L’enjeu de cette nomination est important : elle peut transformer le visage des Etats-Unis pour des dizaines d’années, notamment sur des sujets aussi importants que l’avortement, la santé, le mariage homosexuel ou la limitation des pouvoirs de l’exécutif.
Brett Kavanaugh, le favori
Depuis douze ans, Brett Kavanaugh est juge à la cour d’appel fédérale de la ville de Washington. Catholique, âgé de 53 ans, diplômé de l’école de droit de Yale (1990), il a fait partie de l’équipe du procureur indépendant Kenneth Starr qui a poursuivi Bill Clinton lors de l’affaire Monica Lewinsky, en 1998.
Après ce premier fait d’arme, il a travaillé comme assistant auprès du juge Anthony Kennedy à la Cour suprême et auprès de deux juges de cours d’appel fédérales. Il a ensuite rejoint l’équipe juridique de George W. Bush pendant l’imbroglio du recomptage des voix en Floride lors de l’élection présidentielle du 7 novembre 2000, avant d’entrer à la Maison Blanche, dans les équipes juridiques.
En 2003, le président Bush l’a nommé à la cour d’appel fédérale de Washington, à laquelle il a été confirmé par le Sénat, en mai 2006. Si son CV et son expérience font de lui le candidat le plus en vue, il a contre lui d’avoir commencé sa carrière aux côtés du juge Kennedy, qui a déçu les conservateurs sur les questions liées à l’avortement ou aux droits des homosexuel·le·s.
Pis, il a servi George W. Bush et compte parmi ses soutiens Karl Rove (ancien conseiller du 43e président des Etats-Unis), qui a déclaré pendant la campagne présidentielle de 2016 que Donald Trump était un « idiot complet ». Compte tenu de l’inimitié entre le clan Bush et la présidence Trump, sa désignation n’est pas assurée. Ann Coulter, une éditorialiste conservatrice qui a l’oreille du président, a tweeté : « Kavanaugh est clairement le meilleur choix. Mais [Amy Coney] Barrett serait la plus drôle. »
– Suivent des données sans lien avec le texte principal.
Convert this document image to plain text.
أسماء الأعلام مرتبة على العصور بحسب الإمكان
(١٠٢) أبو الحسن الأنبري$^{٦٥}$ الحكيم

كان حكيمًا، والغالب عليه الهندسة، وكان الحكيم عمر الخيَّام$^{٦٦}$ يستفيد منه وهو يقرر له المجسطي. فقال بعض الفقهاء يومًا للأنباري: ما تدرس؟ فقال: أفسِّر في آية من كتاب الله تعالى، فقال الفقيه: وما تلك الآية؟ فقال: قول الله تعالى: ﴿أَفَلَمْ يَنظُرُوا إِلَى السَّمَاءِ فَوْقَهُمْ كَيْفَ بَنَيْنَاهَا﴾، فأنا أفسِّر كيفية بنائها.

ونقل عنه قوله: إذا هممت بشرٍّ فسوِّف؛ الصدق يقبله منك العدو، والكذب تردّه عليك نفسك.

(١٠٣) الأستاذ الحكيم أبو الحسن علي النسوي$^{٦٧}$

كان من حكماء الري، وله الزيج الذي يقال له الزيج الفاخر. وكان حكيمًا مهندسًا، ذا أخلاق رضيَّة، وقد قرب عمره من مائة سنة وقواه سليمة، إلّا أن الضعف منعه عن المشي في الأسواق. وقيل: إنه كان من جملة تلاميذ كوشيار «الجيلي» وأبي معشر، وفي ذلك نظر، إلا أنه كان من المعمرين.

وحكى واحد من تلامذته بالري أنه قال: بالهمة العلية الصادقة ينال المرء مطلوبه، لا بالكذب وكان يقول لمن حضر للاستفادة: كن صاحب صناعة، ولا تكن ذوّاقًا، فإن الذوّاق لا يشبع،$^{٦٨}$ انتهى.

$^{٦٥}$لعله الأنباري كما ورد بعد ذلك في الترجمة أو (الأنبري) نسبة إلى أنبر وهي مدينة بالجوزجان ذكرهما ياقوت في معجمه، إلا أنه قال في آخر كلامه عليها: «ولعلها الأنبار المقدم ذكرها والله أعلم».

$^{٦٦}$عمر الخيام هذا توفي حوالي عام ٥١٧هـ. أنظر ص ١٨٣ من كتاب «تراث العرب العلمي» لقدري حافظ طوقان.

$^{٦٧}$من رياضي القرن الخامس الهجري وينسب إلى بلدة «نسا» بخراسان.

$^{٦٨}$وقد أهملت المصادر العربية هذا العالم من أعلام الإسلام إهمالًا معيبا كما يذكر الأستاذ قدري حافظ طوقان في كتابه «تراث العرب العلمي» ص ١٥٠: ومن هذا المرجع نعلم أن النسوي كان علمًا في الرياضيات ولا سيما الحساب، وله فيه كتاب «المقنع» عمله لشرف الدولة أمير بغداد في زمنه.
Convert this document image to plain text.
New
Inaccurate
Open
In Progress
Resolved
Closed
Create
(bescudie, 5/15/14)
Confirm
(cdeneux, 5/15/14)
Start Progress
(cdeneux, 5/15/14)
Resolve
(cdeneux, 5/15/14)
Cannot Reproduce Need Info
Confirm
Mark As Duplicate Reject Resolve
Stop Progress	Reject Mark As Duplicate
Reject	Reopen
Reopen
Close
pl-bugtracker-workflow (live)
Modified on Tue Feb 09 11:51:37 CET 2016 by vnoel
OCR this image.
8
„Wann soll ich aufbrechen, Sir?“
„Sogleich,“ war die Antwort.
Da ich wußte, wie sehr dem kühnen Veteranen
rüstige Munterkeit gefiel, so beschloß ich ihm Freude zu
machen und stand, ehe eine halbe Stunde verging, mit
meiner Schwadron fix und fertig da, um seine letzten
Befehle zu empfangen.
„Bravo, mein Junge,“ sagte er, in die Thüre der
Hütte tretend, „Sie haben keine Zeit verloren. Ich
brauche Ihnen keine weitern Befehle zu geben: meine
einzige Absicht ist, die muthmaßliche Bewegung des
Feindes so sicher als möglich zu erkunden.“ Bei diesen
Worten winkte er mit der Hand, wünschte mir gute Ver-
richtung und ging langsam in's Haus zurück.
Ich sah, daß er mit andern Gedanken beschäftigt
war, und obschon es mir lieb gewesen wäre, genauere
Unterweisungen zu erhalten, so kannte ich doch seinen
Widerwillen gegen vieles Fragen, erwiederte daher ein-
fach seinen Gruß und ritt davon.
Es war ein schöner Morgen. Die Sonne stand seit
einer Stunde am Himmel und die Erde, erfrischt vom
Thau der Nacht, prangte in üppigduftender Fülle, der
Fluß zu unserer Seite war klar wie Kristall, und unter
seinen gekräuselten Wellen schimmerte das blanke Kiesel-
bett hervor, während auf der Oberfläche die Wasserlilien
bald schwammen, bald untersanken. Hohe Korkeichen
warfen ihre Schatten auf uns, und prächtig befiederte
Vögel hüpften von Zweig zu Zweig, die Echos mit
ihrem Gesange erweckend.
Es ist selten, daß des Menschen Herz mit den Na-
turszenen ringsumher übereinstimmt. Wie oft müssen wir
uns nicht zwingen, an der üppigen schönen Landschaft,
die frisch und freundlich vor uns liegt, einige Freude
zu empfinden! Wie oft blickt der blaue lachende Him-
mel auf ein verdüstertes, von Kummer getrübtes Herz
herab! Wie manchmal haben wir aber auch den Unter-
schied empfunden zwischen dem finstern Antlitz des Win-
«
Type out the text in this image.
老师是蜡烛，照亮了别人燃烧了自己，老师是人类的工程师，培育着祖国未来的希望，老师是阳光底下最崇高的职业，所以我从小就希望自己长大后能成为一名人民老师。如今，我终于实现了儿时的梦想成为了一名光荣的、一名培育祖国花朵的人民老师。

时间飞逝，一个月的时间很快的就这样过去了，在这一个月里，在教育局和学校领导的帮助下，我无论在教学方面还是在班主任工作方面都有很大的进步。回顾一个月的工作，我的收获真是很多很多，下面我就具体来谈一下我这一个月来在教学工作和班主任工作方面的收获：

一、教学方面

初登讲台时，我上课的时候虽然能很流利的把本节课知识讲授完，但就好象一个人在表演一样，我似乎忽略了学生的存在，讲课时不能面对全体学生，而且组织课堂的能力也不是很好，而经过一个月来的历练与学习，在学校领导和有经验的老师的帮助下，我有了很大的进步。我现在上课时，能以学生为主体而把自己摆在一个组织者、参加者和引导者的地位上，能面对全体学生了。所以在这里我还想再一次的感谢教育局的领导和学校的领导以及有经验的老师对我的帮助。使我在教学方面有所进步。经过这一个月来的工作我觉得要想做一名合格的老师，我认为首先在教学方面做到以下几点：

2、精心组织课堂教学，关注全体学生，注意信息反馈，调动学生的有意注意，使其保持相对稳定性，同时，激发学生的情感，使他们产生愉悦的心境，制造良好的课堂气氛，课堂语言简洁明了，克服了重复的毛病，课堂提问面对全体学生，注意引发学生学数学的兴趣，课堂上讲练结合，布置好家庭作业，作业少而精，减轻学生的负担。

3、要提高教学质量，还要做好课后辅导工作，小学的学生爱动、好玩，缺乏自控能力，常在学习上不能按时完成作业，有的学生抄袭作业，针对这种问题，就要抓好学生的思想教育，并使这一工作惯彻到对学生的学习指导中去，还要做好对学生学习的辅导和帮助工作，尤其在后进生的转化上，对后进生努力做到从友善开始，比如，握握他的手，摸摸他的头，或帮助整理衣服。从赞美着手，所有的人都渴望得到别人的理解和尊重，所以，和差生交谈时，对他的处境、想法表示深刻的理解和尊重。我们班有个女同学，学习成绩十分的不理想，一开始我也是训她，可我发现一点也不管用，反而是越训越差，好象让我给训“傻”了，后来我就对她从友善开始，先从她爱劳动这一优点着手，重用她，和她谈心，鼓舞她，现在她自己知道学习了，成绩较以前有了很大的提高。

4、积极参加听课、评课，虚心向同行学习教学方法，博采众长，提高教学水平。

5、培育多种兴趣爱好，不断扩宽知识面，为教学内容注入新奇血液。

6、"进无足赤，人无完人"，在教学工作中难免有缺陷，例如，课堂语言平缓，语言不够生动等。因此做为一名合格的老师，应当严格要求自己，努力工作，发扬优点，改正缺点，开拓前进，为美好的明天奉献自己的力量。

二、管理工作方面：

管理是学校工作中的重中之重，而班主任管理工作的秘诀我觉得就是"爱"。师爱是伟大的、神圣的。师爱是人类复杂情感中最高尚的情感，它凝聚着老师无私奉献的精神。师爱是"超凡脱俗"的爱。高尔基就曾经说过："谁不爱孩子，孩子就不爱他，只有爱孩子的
Amy Coney Barrett, la « rookie »
A 46 ans, Amy Coney Barrett est la favorite des électeurs chrétiens, qui prennent volontiers la plume dans Bloomberg ou The Week pour défendre sa candidature. Comme Brett Kavanaugh, elle a travaillé comme assistante à la Cour suprême, pour le juge conservateur Antonin Scalia (1998-1999), avant d’intégrer un cabinet juridique de Washington (1999-2002). Mais c’est à l’université qu’elle a passé l’essentiel de sa carrière, enseignant le droit à l’université de Notre-Dame (2002-2017), dans l’Indiana, dont elle est diplômée.
Elle est mère de sept enfants – dont deux adoptions – et sa foi catholique a fait l’objet de débats lors de sa confirmation à la cour d’appel fédérale de Chicago, en 2017 : la sénatrice démocrate Diane Feinstein l’a accusée de mettre trop en avant sa foi dans ses décisions.
La choisir serait pour Donald Trump une manière de provoquer les libéraux, écrit un chroniqueur du New York Times, ajoutant que les partisans de Mme Barrett se réjouissent à l’idée qu’une femme à la Cour suprême puisse mener le combat de l’abolition de l’arrêt Roe v. Wade (1973), qui a reconnu l’avortement comme un droit constitutionnel. Si elle entrait à la Cour suprême, elle en deviendrait la quatrième femme.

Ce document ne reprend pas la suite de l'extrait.